Investors avoid equities, hold cash in December

Posted 12/13/11

LONDON - Global asset allocators continued to avoid equities in the final month of 2011 and maintained cash holdings amid the worst liquidity conditions since 2009, a Bank of America Corp. survey showed.

A net 8 percent of the 290 respondents, who together manage $608 billion, said they were “overweight” equities in December, compared with a net 5 percent who were “underweight” last month. That is still near the lowest levels in more than two years. More than a third held more cash than the benchmark in December.

“Investors end 2011 in a grim, resigned mood,” Michael Hartnett, chief global equity strategist at BofA wrote in the report. “The consensus is more vulnerable to good news rather than bad news in the New Year.”

The Stoxx Europe 600 Index has tumbled 14 percent this year as policy makers struggle to contain the region’s debt crisis that has sent sovereign borrowing costs surging to euro-area highs. The gauge pared some losses after the Federal Reserve and five other central banks lowered the cost of dollar funding and China cut its reserve ratio for banks on Nov. 30.

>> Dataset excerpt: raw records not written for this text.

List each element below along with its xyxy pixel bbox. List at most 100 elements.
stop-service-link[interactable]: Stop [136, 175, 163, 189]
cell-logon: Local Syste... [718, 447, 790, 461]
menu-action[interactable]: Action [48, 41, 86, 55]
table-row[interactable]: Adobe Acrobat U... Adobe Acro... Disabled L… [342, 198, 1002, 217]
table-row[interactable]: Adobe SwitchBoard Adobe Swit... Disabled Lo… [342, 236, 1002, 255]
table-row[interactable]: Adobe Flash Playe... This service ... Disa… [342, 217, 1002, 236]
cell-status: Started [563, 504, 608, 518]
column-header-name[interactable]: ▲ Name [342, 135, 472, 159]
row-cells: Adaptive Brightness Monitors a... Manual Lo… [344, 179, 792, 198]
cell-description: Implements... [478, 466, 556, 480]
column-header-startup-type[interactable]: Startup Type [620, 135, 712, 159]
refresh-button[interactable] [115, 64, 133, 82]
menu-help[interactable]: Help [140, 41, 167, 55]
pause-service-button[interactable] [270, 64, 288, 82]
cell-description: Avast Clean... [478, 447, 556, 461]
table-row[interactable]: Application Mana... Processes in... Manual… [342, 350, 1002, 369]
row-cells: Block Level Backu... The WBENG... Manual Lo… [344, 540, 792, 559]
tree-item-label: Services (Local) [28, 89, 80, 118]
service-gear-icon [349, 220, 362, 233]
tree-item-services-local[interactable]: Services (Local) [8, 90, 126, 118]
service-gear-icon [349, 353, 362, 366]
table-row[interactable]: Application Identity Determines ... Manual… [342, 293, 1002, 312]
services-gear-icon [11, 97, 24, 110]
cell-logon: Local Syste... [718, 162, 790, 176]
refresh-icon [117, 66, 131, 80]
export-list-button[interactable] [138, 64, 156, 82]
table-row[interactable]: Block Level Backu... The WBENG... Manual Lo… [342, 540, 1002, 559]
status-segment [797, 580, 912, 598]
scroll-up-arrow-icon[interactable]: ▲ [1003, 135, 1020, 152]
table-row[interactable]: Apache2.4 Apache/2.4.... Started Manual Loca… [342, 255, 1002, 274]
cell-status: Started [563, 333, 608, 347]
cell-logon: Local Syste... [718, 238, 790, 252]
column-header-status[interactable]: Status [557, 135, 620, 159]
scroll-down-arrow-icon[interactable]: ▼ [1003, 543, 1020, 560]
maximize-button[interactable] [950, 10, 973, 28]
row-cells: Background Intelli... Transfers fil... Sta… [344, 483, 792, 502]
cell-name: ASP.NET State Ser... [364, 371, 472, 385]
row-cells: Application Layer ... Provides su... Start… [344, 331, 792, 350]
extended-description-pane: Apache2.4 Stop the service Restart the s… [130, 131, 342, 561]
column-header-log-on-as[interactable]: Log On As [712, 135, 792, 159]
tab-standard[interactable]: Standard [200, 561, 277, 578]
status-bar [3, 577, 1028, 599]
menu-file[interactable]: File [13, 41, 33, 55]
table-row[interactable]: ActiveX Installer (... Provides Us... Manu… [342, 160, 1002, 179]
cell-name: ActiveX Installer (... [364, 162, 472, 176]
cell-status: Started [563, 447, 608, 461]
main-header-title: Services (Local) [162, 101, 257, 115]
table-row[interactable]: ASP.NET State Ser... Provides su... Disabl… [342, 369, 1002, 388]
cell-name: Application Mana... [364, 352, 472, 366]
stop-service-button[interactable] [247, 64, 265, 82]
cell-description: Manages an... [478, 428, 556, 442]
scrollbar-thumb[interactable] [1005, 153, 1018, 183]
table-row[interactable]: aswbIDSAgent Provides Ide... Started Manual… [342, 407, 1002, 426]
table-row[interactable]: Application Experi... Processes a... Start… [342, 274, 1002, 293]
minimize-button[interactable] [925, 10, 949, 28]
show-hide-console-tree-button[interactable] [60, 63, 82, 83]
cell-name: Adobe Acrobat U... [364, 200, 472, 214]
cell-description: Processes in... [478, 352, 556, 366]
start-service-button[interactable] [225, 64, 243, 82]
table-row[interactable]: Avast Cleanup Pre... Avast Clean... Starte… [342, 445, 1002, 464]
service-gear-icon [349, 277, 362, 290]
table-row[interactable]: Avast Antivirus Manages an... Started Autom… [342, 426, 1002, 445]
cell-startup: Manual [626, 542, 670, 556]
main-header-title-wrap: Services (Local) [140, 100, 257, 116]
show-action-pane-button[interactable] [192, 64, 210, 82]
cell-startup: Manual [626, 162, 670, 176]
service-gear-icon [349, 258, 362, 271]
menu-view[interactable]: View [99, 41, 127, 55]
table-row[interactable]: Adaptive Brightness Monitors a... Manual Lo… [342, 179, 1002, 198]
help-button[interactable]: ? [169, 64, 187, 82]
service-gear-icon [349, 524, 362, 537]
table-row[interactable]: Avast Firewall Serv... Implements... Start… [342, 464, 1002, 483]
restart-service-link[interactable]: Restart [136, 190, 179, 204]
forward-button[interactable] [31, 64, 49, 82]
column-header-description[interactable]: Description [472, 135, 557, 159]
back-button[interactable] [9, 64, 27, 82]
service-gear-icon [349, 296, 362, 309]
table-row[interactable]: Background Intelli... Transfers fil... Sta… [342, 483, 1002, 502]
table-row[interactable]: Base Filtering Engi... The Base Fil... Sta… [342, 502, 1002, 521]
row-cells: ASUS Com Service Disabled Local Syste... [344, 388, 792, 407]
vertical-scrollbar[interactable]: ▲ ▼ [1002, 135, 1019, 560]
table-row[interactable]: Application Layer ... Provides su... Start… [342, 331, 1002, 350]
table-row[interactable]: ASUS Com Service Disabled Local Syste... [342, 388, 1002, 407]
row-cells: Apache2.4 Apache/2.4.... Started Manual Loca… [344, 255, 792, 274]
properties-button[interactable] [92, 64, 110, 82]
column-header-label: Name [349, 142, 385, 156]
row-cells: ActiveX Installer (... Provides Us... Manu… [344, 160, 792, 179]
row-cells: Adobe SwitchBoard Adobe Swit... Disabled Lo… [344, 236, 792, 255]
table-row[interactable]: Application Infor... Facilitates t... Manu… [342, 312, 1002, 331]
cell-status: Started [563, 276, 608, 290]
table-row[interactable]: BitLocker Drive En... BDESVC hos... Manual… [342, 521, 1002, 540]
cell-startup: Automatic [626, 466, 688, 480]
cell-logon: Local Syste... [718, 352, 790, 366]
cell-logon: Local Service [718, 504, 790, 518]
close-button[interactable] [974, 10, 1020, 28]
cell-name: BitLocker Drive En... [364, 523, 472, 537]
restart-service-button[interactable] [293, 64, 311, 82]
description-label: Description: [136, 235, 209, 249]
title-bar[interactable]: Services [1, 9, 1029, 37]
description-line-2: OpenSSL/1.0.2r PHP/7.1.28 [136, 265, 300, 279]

Even so, views on market liquidity conditions turned more bearish in December, moving to minus 13 percent from a net zero percent last month, the lowest reading since April 2009. The survey’s risk-appetite indicator stabilized near a two-year low, climbing to 31 from 30, still below the long-term average of 40.

Betting on the U.S.

Among those willing to bet on the stock markets, U.S. equities tied with emerging markets as the top region. A net 23 percent said they were “overweight” American stocks. That’s up from 20 percent last month and the largest holding since July.

Fifty percent said the outlook for corporate profits is the most favorable in the U.S, while a record 72 percent say the euro area has the least favorable outlook.

Investors further reduced their holdings in European equities, according to the survey. Thirty-five percent said they were “underweight” the region in December, up from 30 percent last month. They also increased their underweight stance in U.K. stocks to 13 percent from 9 percent in November.

The global fund manager survey took place from Dec. 2 to Dec. 8.